Addendum: God’s Back Pocket
There is a saying that God does not call the equipped, He equips the called. One of my constant prayers in recent weeks has been that He equip me to be bold and courageous, because in my flesh I feel far from brave. I have been amazed at the ways in which He continues to provide exactly what I need, when I need it. For my first skydive, it was the company and encouragement of my friend Robin, whom I had met just 8 weeks ago. She came along last Sunday morning when I thought that I was only going to watch Craig jump, then she suggested that she and I both sign up for a tandem. For years I had said “never,” but God equipped me with exactly what I needed: perfect weather, a great instructor, the financial provision, and an enthusiastic and courageous female friend whose energy and faith were just enough to push me from “never” to “now.”

Robin_Before_Tandem

This morning, He filled in more of the gaps to equip me for my second jump, which has been rescheduled for tomorrow. Since we were already at the drop zone, I spoke with my instructor and spent several minutes looking closely at the tandem harness so I could understand exactly how it worked. I was able to examine each strap and buckle, and to clearly see that there was no way I could escape the harness in mid-air (something I had feared while we were under canopy last week). This was important information that really helped put my mind at ease.

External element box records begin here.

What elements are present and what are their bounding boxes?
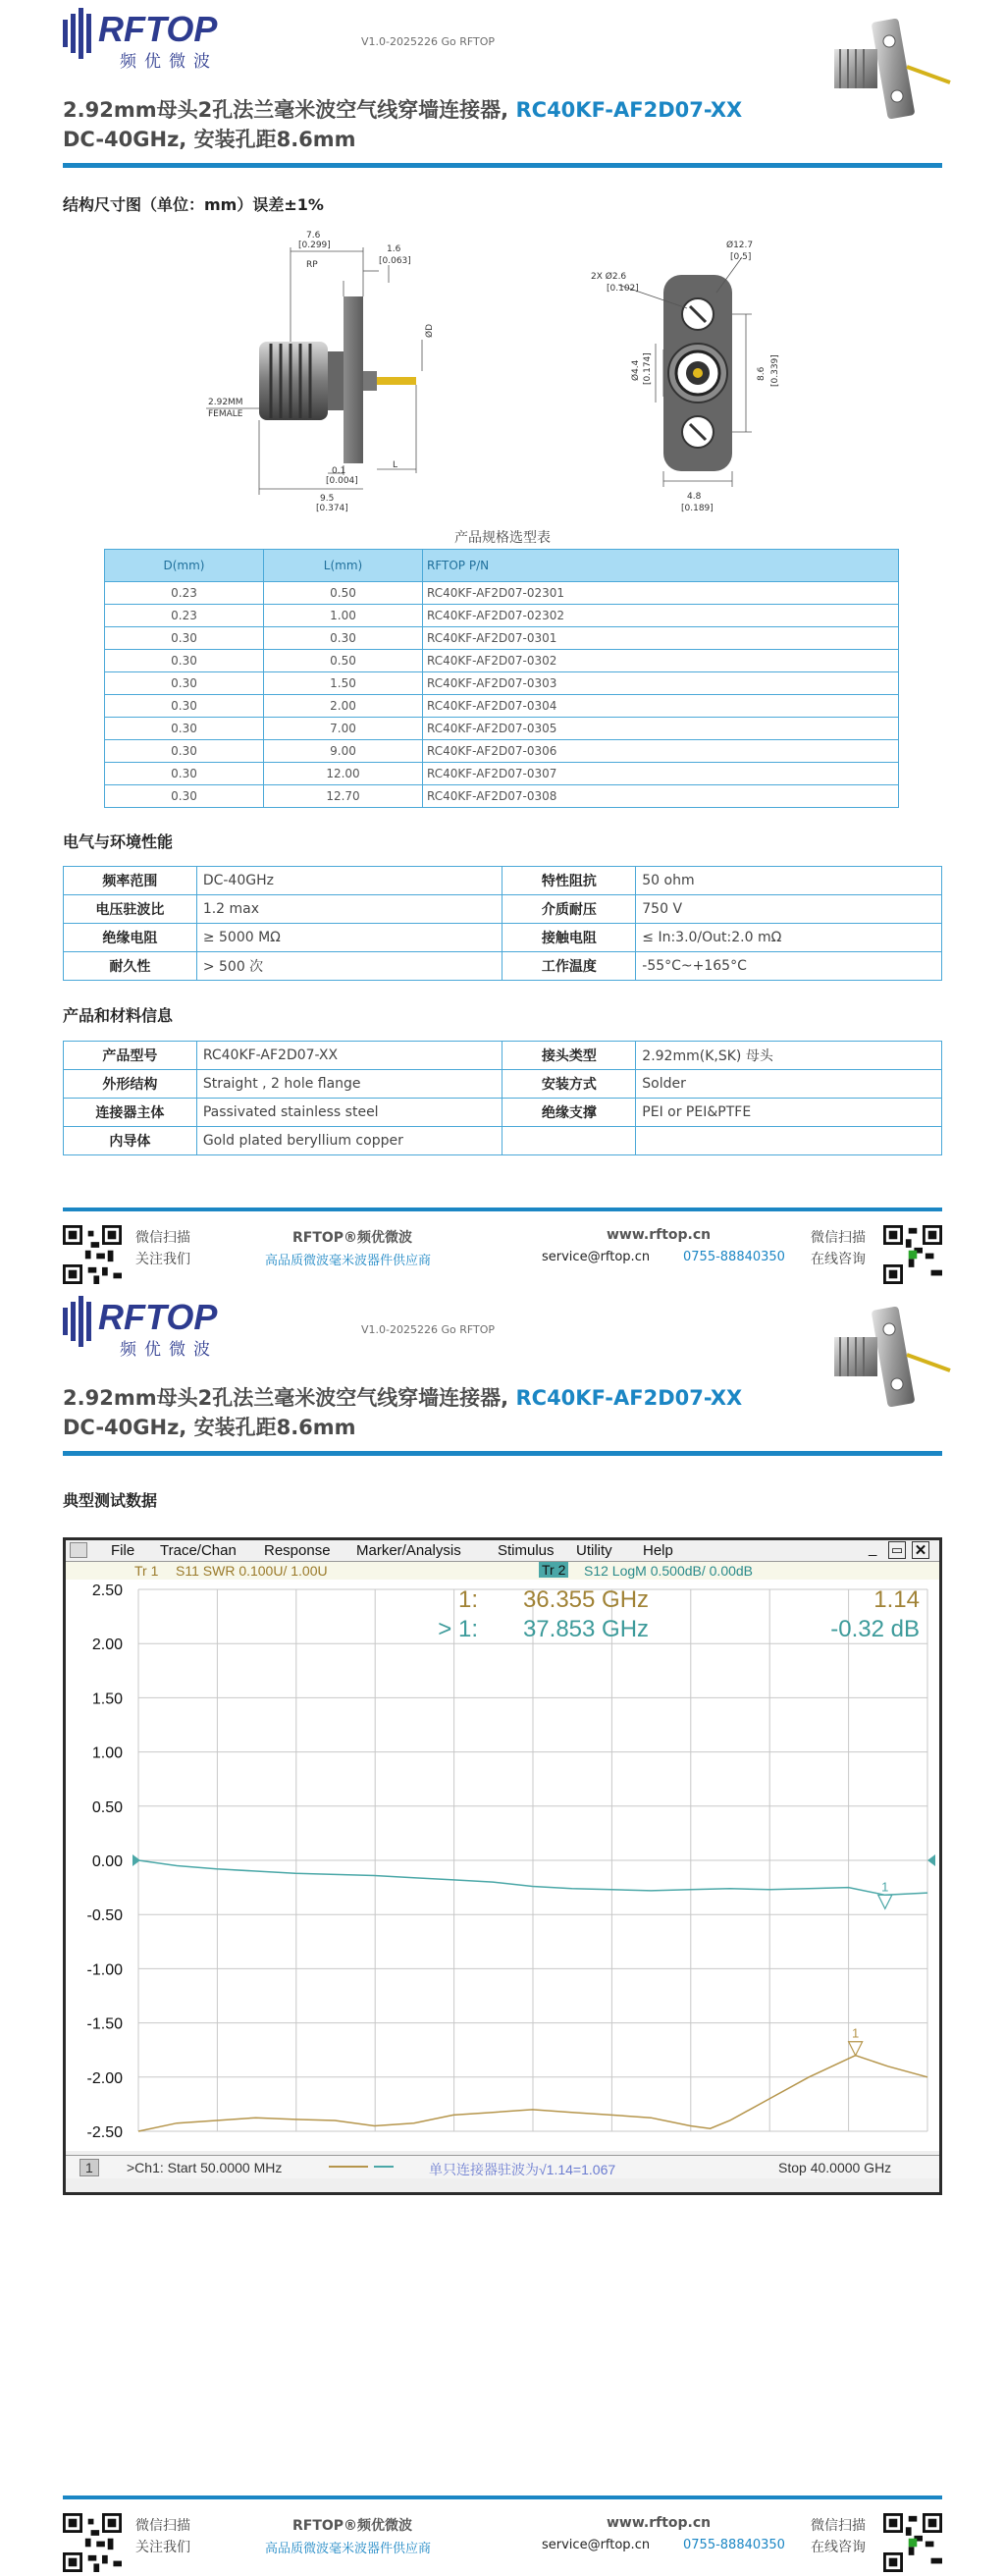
- page-title: 2.92mm母头2孔法兰毫米波空气线穿墙连接器, RC40KF-AF2D07-XX: [63, 98, 743, 122]
- page-2: [0, 1288, 1005, 2576]
- follow-us-label: 关注我们: [135, 2540, 190, 2555]
- page-title: 2.92mm母头2孔法兰毫米波空气线穿墙连接器, RC40KF-AF2D07-XX: [63, 1386, 743, 1410]
- table-cell: 0.30: [105, 763, 264, 785]
- trace-2-label[interactable]: Tr 2: [539, 1562, 568, 1578]
- property-label: 电压驻波比: [64, 895, 197, 924]
- slogan-label: 高品质微波毫米波器件供应商: [265, 1254, 432, 1268]
- table-row: [105, 582, 899, 605]
- qr-code-icon[interactable]: [63, 2513, 122, 2572]
- property-value: 750 V: [636, 895, 942, 924]
- legend-s12-swatch: [374, 2166, 394, 2168]
- qr-code-icon[interactable]: [63, 1225, 122, 1284]
- selection-table: [104, 549, 899, 808]
- version-label: V1.0-2025226 Go RFTOP: [361, 35, 496, 48]
- table-cell: 0.30: [105, 672, 264, 695]
- property-label: 产品型号: [64, 1042, 197, 1070]
- phone-label: 0755-88840350: [683, 1250, 785, 1264]
- svg-text:[0.5]: [0.5]: [730, 252, 752, 262]
- property-label: 内导体: [64, 1127, 197, 1155]
- property-value: [636, 1127, 942, 1155]
- y-tick-label: -0.50: [86, 1907, 123, 1925]
- table-cell: 0.50: [264, 582, 423, 605]
- footer-divider: [63, 1208, 942, 1211]
- slogan-label: 高品质微波毫米波器件供应商: [265, 2542, 432, 2556]
- wechat-scan-label-right: 微信扫描: [811, 1230, 866, 1246]
- email-link[interactable]: service@rftop.cn: [542, 1250, 651, 1264]
- website-link[interactable]: www.rftop.cn: [607, 1227, 712, 1243]
- property-label: 特性阻抗: [502, 867, 636, 895]
- svg-text:[0.339]: [0.339]: [770, 354, 780, 387]
- property-label: 连接器主体: [64, 1099, 197, 1127]
- wechat-scan-label-right: 微信扫描: [811, 2518, 866, 2534]
- property-value: 2.92mm(K,SK) 母头: [636, 1042, 942, 1070]
- menu-help[interactable]: Help: [643, 1542, 673, 1559]
- svg-text:Ø4.4: Ø4.4: [631, 359, 641, 381]
- property-value: -55°C~+165°C: [636, 952, 942, 981]
- version-label: V1.0-2025226 Go RFTOP: [361, 1323, 496, 1336]
- column-header: RFTOP P/N: [423, 550, 899, 582]
- svg-text:[0.299]: [0.299]: [298, 241, 331, 250]
- y-tick-label: -2.00: [86, 2069, 123, 2087]
- y-tick-label: 0.00: [91, 1853, 123, 1870]
- svg-text:L: L: [393, 460, 398, 470]
- qr-code-icon[interactable]: [883, 1225, 942, 1284]
- svg-text:[0.174]: [0.174]: [643, 352, 653, 385]
- table-cell: RC40KF-AF2D07-0306: [423, 740, 899, 763]
- marker-1-label: 1:: [457, 1586, 478, 1613]
- column-header: D(mm): [105, 550, 264, 582]
- table-cell: RC40KF-AF2D07-02302: [423, 605, 899, 627]
- vna-menubar: [66, 1540, 939, 1562]
- svg-text:Ø12.7: Ø12.7: [726, 241, 754, 250]
- property-value: ≤ In:3.0/Out:2.0 mΩ: [636, 924, 942, 952]
- trace-1-desc: S11 SWR 0.100U/ 1.00U: [176, 1563, 328, 1579]
- y-tick-label: 2.50: [91, 1583, 123, 1599]
- property-value: Gold plated beryllium copper: [196, 1127, 502, 1155]
- section-title-electrical: 电气与环境性能: [63, 832, 174, 851]
- wechat-scan-label: 微信扫描: [135, 2518, 190, 2534]
- app-icon: [70, 1542, 87, 1558]
- table-row: [64, 1099, 942, 1127]
- table-cell: 12.00: [264, 763, 423, 785]
- svg-text:7.6: 7.6: [306, 231, 321, 241]
- table-cell: RC40KF-AF2D07-02301: [423, 582, 899, 605]
- table-cell: 0.30: [264, 627, 423, 650]
- close-icon[interactable]: ✕: [912, 1541, 929, 1559]
- property-value: > 500 次: [196, 952, 502, 981]
- website-link[interactable]: www.rftop.cn: [607, 2515, 712, 2531]
- menu-response[interactable]: Response: [264, 1542, 331, 1559]
- connector-product-image: [820, 1298, 958, 1421]
- svg-text:[0.063]: [0.063]: [379, 256, 411, 266]
- property-value: RC40KF-AF2D07-XX: [196, 1042, 502, 1070]
- y-tick-label: 2.00: [91, 1637, 123, 1654]
- section-title-dimensions: 结构尺寸图（单位：mm）误差±1%: [63, 195, 324, 214]
- table-row: [64, 1127, 942, 1155]
- email-link[interactable]: service@rftop.cn: [542, 2538, 651, 2552]
- svg-text:8.6: 8.6: [757, 366, 767, 381]
- property-value: ≥ 5000 MΩ: [196, 924, 502, 952]
- page-subtitle: DC-40GHz, 安装孔距8.6mm: [63, 1416, 356, 1439]
- property-label: 安装方式: [502, 1070, 636, 1099]
- brand-label: RFTOP®频优微波: [292, 2518, 413, 2534]
- property-label: 工作温度: [502, 952, 636, 981]
- svg-text:[0.374]: [0.374]: [316, 504, 348, 513]
- trace-2-desc: S12 LogM 0.500dB/ 0.00dB: [584, 1563, 754, 1579]
- table-row: [105, 785, 899, 808]
- restore-icon[interactable]: ▭: [888, 1541, 906, 1559]
- online-consult-label: 在线咨询: [811, 1252, 866, 1267]
- trace-1-label[interactable]: Tr 1: [134, 1563, 159, 1579]
- property-label: 绝缘支撑: [502, 1099, 636, 1127]
- table-row: [105, 718, 899, 740]
- menu-file[interactable]: File: [111, 1542, 135, 1559]
- svg-text:RP: RP: [306, 260, 318, 270]
- table-cell: 0.23: [105, 605, 264, 627]
- stop-frequency: Stop 40.0000 GHz: [778, 2160, 892, 2175]
- table-cell: RC40KF-AF2D07-0302: [423, 650, 899, 672]
- svg-text:RFTOP: RFTOP: [98, 9, 218, 49]
- s12-marker-number: 1: [881, 1879, 889, 1895]
- table-row: [105, 740, 899, 763]
- brand-label: RFTOP®频优微波: [292, 1230, 413, 1246]
- table-cell: 0.30: [105, 740, 264, 763]
- table-cell: RC40KF-AF2D07-0301: [423, 627, 899, 650]
- table-cell: RC40KF-AF2D07-0308: [423, 785, 899, 808]
- y-tick-label: 1.50: [91, 1690, 123, 1708]
- svg-text:2.92MM: 2.92MM: [208, 398, 243, 407]
- table-cell: 0.23: [105, 582, 264, 605]
- section-title-test-data: 典型测试数据: [63, 1491, 158, 1510]
- marker-2-label: > 1:: [438, 1616, 478, 1642]
- menu-utility[interactable]: Utility: [576, 1542, 612, 1559]
- marker-1-value: 1.14: [873, 1586, 920, 1613]
- footer: [63, 2496, 942, 2564]
- connector-product-image: [820, 10, 958, 133]
- selection-table-caption: 产品规格选型表: [454, 530, 551, 546]
- svg-text:FEMALE: FEMALE: [208, 409, 243, 419]
- online-consult-label: 在线咨询: [811, 2540, 866, 2555]
- svg-text:ØD: ØD: [425, 323, 435, 338]
- property-value: DC-40GHz: [196, 867, 502, 895]
- svg-text:4.8: 4.8: [687, 492, 702, 502]
- table-cell: 12.70: [264, 785, 423, 808]
- header-divider: [63, 1451, 942, 1456]
- legend-s11-swatch: [329, 2166, 368, 2168]
- svg-text:RFTOP: RFTOP: [98, 1297, 218, 1337]
- table-cell: 0.50: [264, 650, 423, 672]
- menu-marker-analysis[interactable]: Marker/Analysis: [356, 1542, 461, 1559]
- y-tick-label: -1.00: [86, 1961, 123, 1979]
- minimize-icon[interactable]: _: [869, 1540, 877, 1557]
- property-value: PEI or PEI&PTFE: [636, 1099, 942, 1127]
- table-cell: 1.00: [264, 605, 423, 627]
- property-value: Solder: [636, 1070, 942, 1099]
- property-label: 频率范围: [64, 867, 197, 895]
- header-divider: [63, 163, 942, 168]
- table-cell: 9.00: [264, 740, 423, 763]
- svg-text:2X Ø2.6: 2X Ø2.6: [591, 272, 627, 282]
- marker-2-frequency: 37.853 GHz: [522, 1616, 650, 1642]
- property-label: 介质耐压: [502, 895, 636, 924]
- property-value: 50 ohm: [636, 867, 942, 895]
- svg-text:9.5: 9.5: [320, 494, 335, 504]
- channel-indicator[interactable]: 1: [79, 2159, 99, 2176]
- menu-stimulus[interactable]: Stimulus: [498, 1542, 555, 1559]
- qr-code-icon[interactable]: [883, 2513, 942, 2572]
- wechat-scan-label: 微信扫描: [135, 1230, 190, 1246]
- svg-text:0.1: 0.1: [332, 466, 346, 476]
- property-label: 接头类型: [502, 1042, 636, 1070]
- table-cell: 0.30: [105, 627, 264, 650]
- table-row: [64, 1070, 942, 1099]
- table-row: [105, 763, 899, 785]
- table-row: [64, 952, 942, 981]
- y-tick-label: -2.50: [86, 2124, 123, 2141]
- phone-label: 0755-88840350: [683, 2538, 785, 2552]
- property-label: [502, 1127, 636, 1155]
- property-label: 接触电阻: [502, 924, 636, 952]
- marker-2-value: -0.32 dB: [830, 1616, 920, 1642]
- table-row: [105, 695, 899, 718]
- property-value: 1.2 max: [196, 895, 502, 924]
- vswr-note: 单只连接器驻波为√1.14=1.067: [429, 2162, 616, 2177]
- footer: [63, 1208, 942, 1276]
- y-tick-label: 0.50: [91, 1798, 123, 1816]
- property-label: 绝缘电阻: [64, 924, 197, 952]
- footer-divider: [63, 2496, 942, 2499]
- table-row: [64, 867, 942, 895]
- property-value: Passivated stainless steel: [196, 1099, 502, 1127]
- table-row: [64, 1042, 942, 1070]
- logo-subtitle: 频优微波: [120, 52, 218, 72]
- table-cell: RC40KF-AF2D07-0305: [423, 718, 899, 740]
- table-cell: 7.00: [264, 718, 423, 740]
- table-cell: 0.30: [105, 695, 264, 718]
- table-cell: 0.30: [105, 785, 264, 808]
- table-cell: RC40KF-AF2D07-0304: [423, 695, 899, 718]
- svg-text:1.6: 1.6: [387, 244, 401, 254]
- electrical-table: [63, 866, 942, 981]
- vna-trace-bar: [66, 1562, 939, 1580]
- table-row: [105, 627, 899, 650]
- table-row: [105, 605, 899, 627]
- y-tick-label: -1.50: [86, 2015, 123, 2033]
- marker-1-frequency: 36.355 GHz: [522, 1586, 650, 1613]
- table-cell: 0.30: [105, 650, 264, 672]
- table-row: [64, 924, 942, 952]
- page-subtitle: DC-40GHz, 安装孔距8.6mm: [63, 128, 356, 151]
- table-cell: 2.00: [264, 695, 423, 718]
- table-cell: RC40KF-AF2D07-0307: [423, 763, 899, 785]
- menu-trace-chan[interactable]: Trace/Chan: [160, 1542, 237, 1559]
- table-cell: 0.30: [105, 718, 264, 740]
- svg-text:[0.189]: [0.189]: [681, 504, 714, 513]
- property-value: Straight , 2 hole flange: [196, 1070, 502, 1099]
- vna-status-bar: [66, 2155, 939, 2178]
- svg-text:[0.102]: [0.102]: [607, 284, 639, 294]
- dimension-drawing: [196, 224, 824, 518]
- s11-marker-number: 1: [852, 2025, 860, 2041]
- logo-subtitle: 频优微波: [120, 1340, 218, 1360]
- table-row: [105, 650, 899, 672]
- svg-text:[0.004]: [0.004]: [326, 476, 358, 486]
- property-label: 外形结构: [64, 1070, 197, 1099]
- y-tick-label: 1.00: [91, 1744, 123, 1762]
- table-row: [64, 895, 942, 924]
- materials-table: [63, 1041, 942, 1155]
- table-row: [105, 672, 899, 695]
- column-header: L(mm): [264, 550, 423, 582]
- section-title-materials: 产品和材料信息: [63, 1006, 174, 1025]
- follow-us-label: 关注我们: [135, 1252, 190, 1267]
- property-label: 耐久性: [64, 952, 197, 981]
- vna-window: [63, 1537, 942, 2195]
- start-frequency: >Ch1: Start 50.0000 MHz: [127, 2160, 283, 2175]
- vna-plot: [66, 1580, 939, 2151]
- selection-table-header: [105, 550, 899, 582]
- table-cell: 1.50: [264, 672, 423, 695]
- table-cell: RC40KF-AF2D07-0303: [423, 672, 899, 695]
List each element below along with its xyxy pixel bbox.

The man who taught my tandem class last week also recognized me and came over to say hello. Actually, his first words were, “Weren’t you here last week? And didn’t you cry after your jump? What are you doing here again?” I explained my purpose and commitment, and he offered wonderful words of encouragement. He told me that he really disliked skydiving and grappled with fear and frustration for his first five jumps. He was on the verge of quitting, but then he knew that in the long run, he would always regret the decision. So, he went back up for a sixth jump, and that’s when everything changed. His fear went away, and he discovered the joy of skydiving. He has been jumping now for several years and teaches the tandem class on the weekends.

Before we left, I also spoke with the videographer, Jimmy, who will be filming me tomorrow. I learned about his colorful history (he has been a scuba dive master as well as a professional kick boxer), and his crazy style of skydiving. (He flies on his back during free fall, instead of on his belly.) If today’s jump had not been cancelled, I wouldn’t have had the opportunity to get to know him, and to develop a level of trust to help further prepare me for tomorrow.

The next time you are worried about what tomorrow might bring, remember that God loves you. He has plans to prosper you and not to harm you, to give you a hope and a future (Jeremiah 29:11 NIV). Trust that His timing is perfect, and look for all the ways in which He is equipping you for your calling. You may feel weak and afraid, but we are more than conquerors in Christ Jesus. Be present today, be grateful, and be a blessing to someone else!